Tags: #The Deadwood Mystery Series

“My favorite!” She hugged Aunt Zoe. “What’s for dinner? You want me to whip something up?” She glanced around. “Wait, we’re missing a couple of kids. Did somebody ship them off to a French boarding school when I wasn’t looking?”

“Doc’s bringing dinner,” Aunt Zoe said, adding for Natalie’s benefit, “He took the kids to the Rec Center.”

“Really? What’s wrong with that man?” She tugged on my hair playfully. “He’s hot for your bod and he likes your kids. He must be one of those ‘others’ Zoe keeps talking about. There’s no way he’s human.”

“He certainly feels human all over,” I joked.

“When you say all over,” Aunt Zoe said, her face softened with mirth, “are you referring to when you give him a physical under the covers on the couch or up against the washer in the laundry room?”

My instant blush made Natalie and Aunt Zoe hoot in laugher. “I’m going to cram Natalie’s thick socks in Harvey’s bucket mouth.”

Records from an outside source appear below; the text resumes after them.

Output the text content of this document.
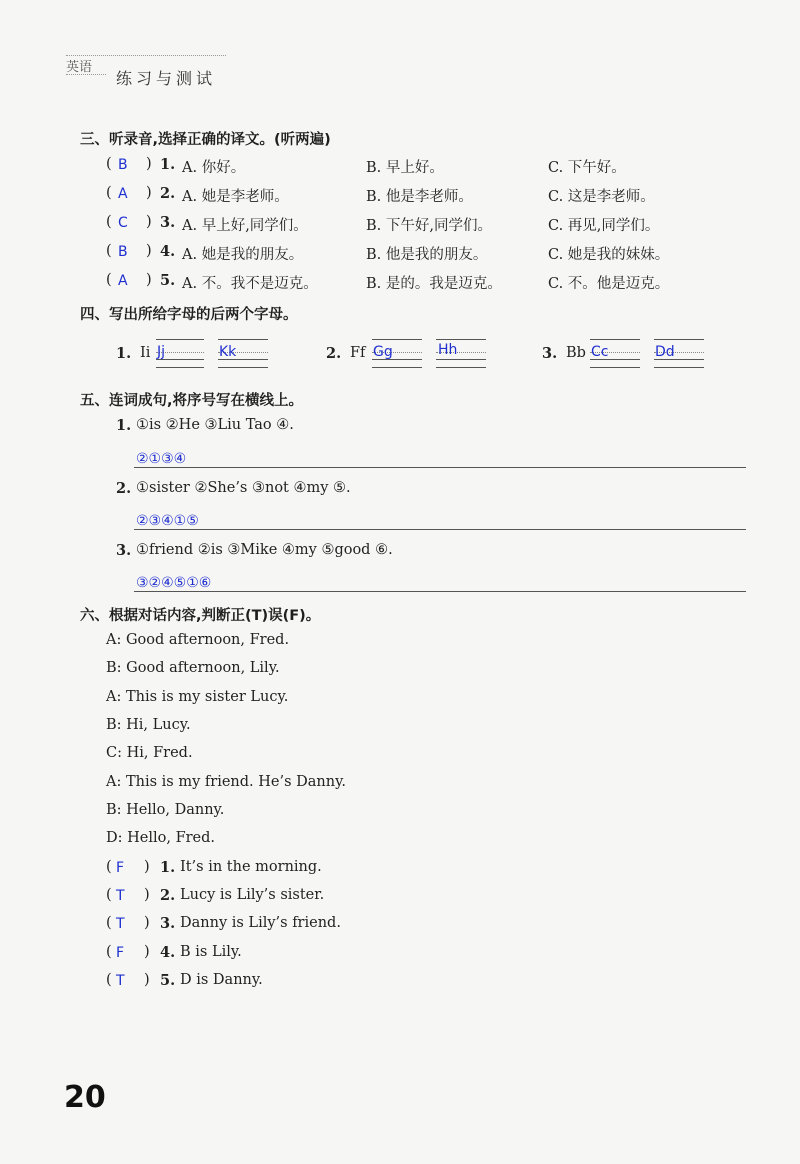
英语
练习与测试
三、听录音,选择正确的译文。(听两遍)
( B ) 1. A. 你好。	B. 早上好。	C. 下午好。
( A ) 2. A. 她是李老师。	B. 他是李老师。	C. 这是李老师。
( C ) 3. A. 早上好,同学们。	B. 下午好,同学们。	C. 再见,同学们。
( B ) 4. A. 她是我的朋友。	B. 他是我的朋友。	C. 她是我的妹妹。
( A ) 5. A. 不。我不是迈克。	B. 是的。我是迈克。	C. 不。他是迈克。
四、写出所给字母的后两个字母。
1. Ii Jj	Kk	2. Ff Gg	Hh	3. Bb Cc	Dd
五、连词成句,将序号写在横线上。
1. ①is ②He ③Liu Tao ④.
②①③④
2. ①sister ②She’s ③not ④my ⑤.
②③④①⑤
3. ①friend ②is ③Mike ④my ⑤good ⑥.
③②④⑤①⑥
六、根据对话内容,判断正(T)误(F)。
A: Good afternoon, Fred.
B: Good afternoon, Lily.
A: This is my sister Lucy.
B: Hi, Lucy.
C: Hi, Fred.
A: This is my friend. He’s Danny.
B: Hello, Danny.
D: Hello, Fred.
( F ) 1. It’s in the morning.
( T ) 2. Lucy is Lily’s sister.
( T ) 3. Danny is Lily’s friend.
( F ) 4. B is Lily.
( T ) 5. D is Danny.
20
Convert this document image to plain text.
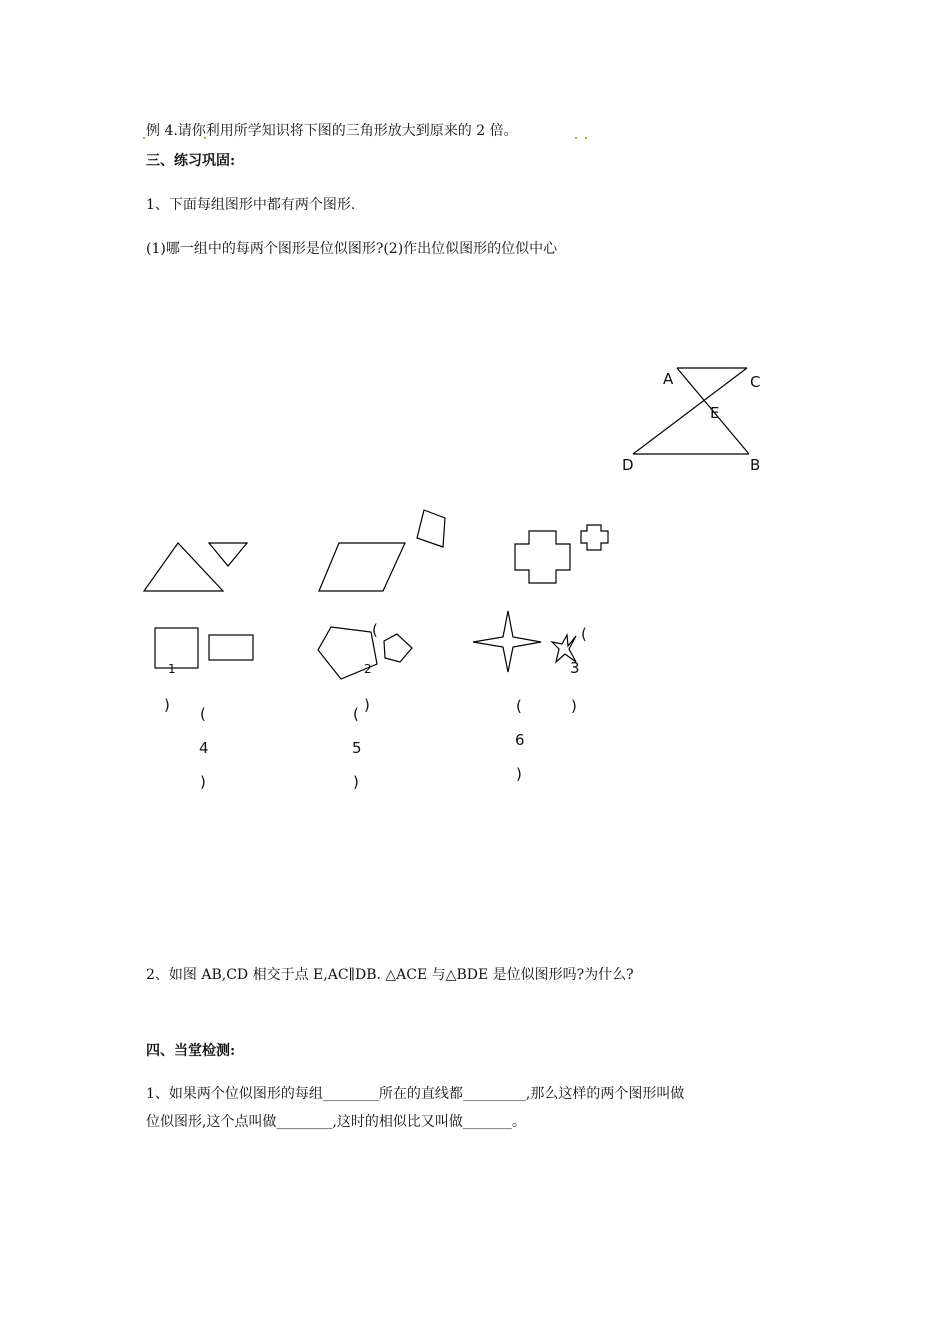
例 4.请你利用所学知识将下图的三角形放大到原来的 2 倍。
三、练习巩固:
1、下面每组图形中都有两个图形.
(1)哪一组中的每两个图形是位似图形?(2)作出位似图形的位似中心
A	C
E
D	B
1
)
(
2
)
(
3
)
(
4
)
(
5
)
(
6
)
2、如图 AB,CD 相交于点 E,AC∥DB. △ACE 与△BDE 是位似图形吗?为什么?
四、当堂检测:
1、如果两个位似图形的每组________所在的直线都_________,那么这样的两个图形叫做
位似图形,这个点叫做________,这时的相似比又叫做_______。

Natalie grabbed two hard ciders from the fridge, setting one down in front of me and joining me at the table. “Hey, I’ve been reading these books by Terri Reid. You ever heard of her?”

I shook my head. “In case you haven’t noticed,” I waved my hand around, “I’m a little busy raising twins while trying to make enough money to keep them fed and clothed.”

“You read. I’ve seen romance books next to the tub.”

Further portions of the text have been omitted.